植物与土壤微生物群落之间的相互作用,有利于植物生长并增强养分获取,这是由植物根系选择性释放代谢物(即根分泌物)驱动的。为了研究这些植物-微生物相互作用,我们开发了一种基于 sorgoleone(rgoleone iazirine lkyne for hotoffinity abeling,SoDA-PAL)的光亲和探针,这是一种疏水次生代谢物和在根分泌物中产生的化感物质。我们将 SoDA-PAL 应用于从高粱根际土壤中分离出的潜在植物促生菌 SO1 中 sorgoleone 结合蛋白的鉴定。用 SoDA-PAL 对全细胞裂解物进行竞争性光亲和标记,鉴定出 137 个统计学上富集的蛋白质,包括推测的转运蛋白、转录调节因子和一组具有预测酶功能的蛋白质。我们进行了蛋白质的计算机建模和对接,与 sorgoleone 一起确定了用于实验验证的候选蛋白,并随后确认了 sorgoleone 与其中四种蛋白的结合:α/β折叠水解酶 SrgB(OH685_09420)、富马酰乙酰乙酸酶(OH685_02300)、溶血磷脂酶(OH685_14215)和一个未注释的假设蛋白(OH685_18625)。我们应用这种专门的基于 sorgoleone 的探针结合结构生物信息学,简化了参与代谢物识别、代谢和毒性的微生物蛋白的鉴定,扩大了我们对可被植物次生代谢物影响的细胞途径范围的理解。

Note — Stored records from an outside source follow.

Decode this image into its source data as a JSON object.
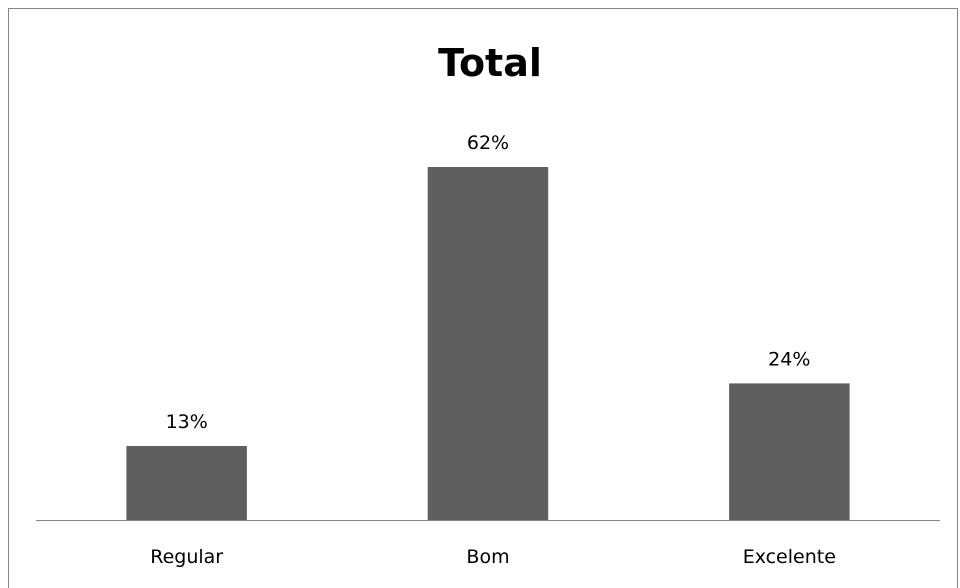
{
  "chart_data": {
    "type": "bar",
    "title": "Total",
    "categories": [
      "Regular",
      "Bom",
      "Excelente"
    ],
    "values": [
      13,
      62,
      24
    ],
    "data_labels": [
      "13%",
      "62%",
      "24%"
    ],
    "unit": "%",
    "xlabel": "",
    "ylabel": "",
    "ylim": [
      0,
      62
    ],
    "grid": false,
    "legend": "none",
    "colors": {
      "bar": "#5f5f5f",
      "axis": "#868686",
      "frame": "#868686"
    }
  }
}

在这里,我们证明了一种基于 sorgoleone 的光亲和探针可用于鉴定与高粱根释放的重要次生代谢物 sorgoleone 直接相互作用的微生物蛋白。我们将该探针应用于与高粱相关的细菌,并表明探针标记是剂量依赖性的,并且对与纯化的 sorgoleone 的竞争敏感。将探针与蛋白质组学和计算分析相结合,有助于鉴定推定的 sorgoleone 结合蛋白,包括一种与 sorgoleone 代谢至关重要的保守途径相关的蛋白。我们预计,该工作流程产生的发现将扩展我们对特定根分泌物代谢物塑造高粱根际微生物组的分子机制的理解。